Easter Sermon 2006

Mark 16:1-8

There’s something I like about this recounting of the resurrection from Mark. It’s the sparsest of all the gospels. Just the basics. Just the facts, ma’am. It leaves the most to the imagination.
And this is the end, according to some manuscripts, of Mark’s gospel entirely. Ending on fear. Not what we expect from the good news we read. We’re supposed to go off on a good note. But not with Mark….he leaves us gripped in the fear & awe of the women at the tomb.
The hard thing about preaching on Easter morning is talking about resurrection in a world where death is very real. Death which occurs all across our globe, all too often. Death that is for the most part avoidable. Children who disappear in the Sudan and Uganda. Starvation which kills in Somalia and other drought-stricken areas of Africa. The violence of war in Iraq and Afghanistan and throughout the world. Not to mention the death of hundreds of homeless people on the streets of our own country—a so-called developed nation.
What does resurrection mean in these situations? How does one preach eternal life when earthly life can seem so short and difficult? Does this short story of some women at an empty tomb give us hope or just cause more despair? Mark doesn’t give us the comfort of an appearance by Jesus.

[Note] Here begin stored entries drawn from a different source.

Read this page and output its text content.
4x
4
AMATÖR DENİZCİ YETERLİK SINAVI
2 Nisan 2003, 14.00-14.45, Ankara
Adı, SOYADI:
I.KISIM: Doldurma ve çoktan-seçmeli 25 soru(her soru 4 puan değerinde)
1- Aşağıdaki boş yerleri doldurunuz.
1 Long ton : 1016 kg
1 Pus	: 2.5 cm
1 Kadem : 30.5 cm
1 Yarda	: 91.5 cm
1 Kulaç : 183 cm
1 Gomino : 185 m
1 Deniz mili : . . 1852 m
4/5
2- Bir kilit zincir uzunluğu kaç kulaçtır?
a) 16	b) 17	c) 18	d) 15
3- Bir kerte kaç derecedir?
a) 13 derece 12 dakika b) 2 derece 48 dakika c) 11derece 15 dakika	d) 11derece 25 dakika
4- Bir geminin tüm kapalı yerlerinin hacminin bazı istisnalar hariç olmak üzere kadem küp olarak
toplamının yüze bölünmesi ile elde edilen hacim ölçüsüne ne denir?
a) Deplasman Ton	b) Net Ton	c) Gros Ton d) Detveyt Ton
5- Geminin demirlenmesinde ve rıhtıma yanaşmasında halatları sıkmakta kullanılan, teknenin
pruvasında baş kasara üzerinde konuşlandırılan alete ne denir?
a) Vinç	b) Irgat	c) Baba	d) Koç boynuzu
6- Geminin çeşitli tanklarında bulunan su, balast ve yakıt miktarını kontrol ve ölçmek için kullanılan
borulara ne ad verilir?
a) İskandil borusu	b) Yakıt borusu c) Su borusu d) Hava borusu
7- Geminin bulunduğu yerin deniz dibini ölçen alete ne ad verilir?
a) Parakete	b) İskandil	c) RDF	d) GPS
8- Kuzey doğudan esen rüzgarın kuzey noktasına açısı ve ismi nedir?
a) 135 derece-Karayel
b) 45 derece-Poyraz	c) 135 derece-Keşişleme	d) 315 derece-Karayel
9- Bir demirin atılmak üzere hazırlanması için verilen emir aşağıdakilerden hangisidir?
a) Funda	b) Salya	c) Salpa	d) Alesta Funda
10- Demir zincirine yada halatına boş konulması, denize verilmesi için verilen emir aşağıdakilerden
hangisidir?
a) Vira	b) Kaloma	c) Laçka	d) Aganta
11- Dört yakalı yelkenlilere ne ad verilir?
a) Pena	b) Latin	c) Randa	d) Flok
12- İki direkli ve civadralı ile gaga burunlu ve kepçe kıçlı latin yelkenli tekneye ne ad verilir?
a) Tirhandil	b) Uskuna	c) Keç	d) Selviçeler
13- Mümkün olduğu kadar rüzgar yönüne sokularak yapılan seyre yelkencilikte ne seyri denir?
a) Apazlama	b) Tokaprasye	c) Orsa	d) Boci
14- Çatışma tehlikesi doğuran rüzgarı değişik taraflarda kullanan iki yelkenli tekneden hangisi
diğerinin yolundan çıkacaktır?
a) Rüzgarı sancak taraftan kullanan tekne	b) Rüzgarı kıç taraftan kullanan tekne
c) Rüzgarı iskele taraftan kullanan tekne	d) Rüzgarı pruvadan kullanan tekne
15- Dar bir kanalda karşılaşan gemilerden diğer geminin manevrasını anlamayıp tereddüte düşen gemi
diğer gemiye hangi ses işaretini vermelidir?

Just an empty tomb, from which we’re supposed to figure out, I suppose, what’s gone on.
But maybe that’s why I’m so attracted to Mark’s ending…it’s speaks of fear and amazement in the face of resurrection, which are emotions I can identify with. There’s plenty of fear and amazement to go around these days that we can all identify with.
But is this the stuff of Easter? Aren’t we supposed to be focused on the beauty of spring, the joy of bunnies, the fun of colored eggs? This isn’t a time to be intent on social justice issues. Not today—not now. Let’s keep Easter light.
Christ is risen. This is what is the focus. It’s how we began our service. “Jeez,” I can hear you saying, “if you were going to be so glum, Gerry, you should have done it during Lent, when it’s appropriate. Not now.”
But now is when we should be focusing on the problems of the world. Easter gives us the hope we need to carry on in a sometimes desolate and saddened world. Without resurrection we are devoid and despairing.
Resurrection, especially as Mark presents it, is God’s comment on death; on Jesus’ crucifixion. Death is not the final answer; the forces of this earth do not win after all.
We live, sadly, in a world, that hasn’t changed much from the violence of the 1st century when Jesus did walk this earth. The only thing that has changed, it seems is that the methods of violence have changed and transmorphed technologically. Instead of crosses, we have electric chairs and injectable, death-producing drugs. Instead of swords, we get tanks and bazookas. The violence has remained the same.
But what has changed from those early days is that we believe that God came in and intervened in death. Resurrection is the answer to the gloomy nature of this sermon.
Resurrection, that empty tomb that first frightened the women, gives us all hope for whatever is going on in the world. It, resurrection, is the balm that we apply to the wounds of this earth. It doesn’t solve anything or make us turn away from the hard facts of our world, but it is a new lens through which to view them.
Resurrection impels us to act to ensure that death isn’t the final answer in the Sudan, Somalia, Iraq, and all around our globe. If we truly believe in resurrection, we are driven toward acting on our beliefs to make death less a threat to thousands and millions of people who face it on a daily basis.
We turn with fear and amazement from the empty tomb, with the two Marys and Salome. Fearful because we have never seen such a thing before and can’t believe it’s happened. Amazed because it changes everything about our world. Fearful and amazed because we know this means nothing is the same—and we cannot act as we always have. We must take action now. We must act against death and despair.
Resurrection indeed gives us hope: a hope that will carry us through any situation. A hope that is not shallow but digs deeply into our faith. A hope that faces death and knows that it is not the final answer. Yet a hope that acts and does what is needed to prevent death. Be that writing to congressional representatives and senators and presidents to do all that can be done. Or be it giving money to causes that are working to prevent the death and despair.
Be fearful and amazed but don’t be stuck there. Live in hope instead. A hope that changes the world and carries resurrection forth.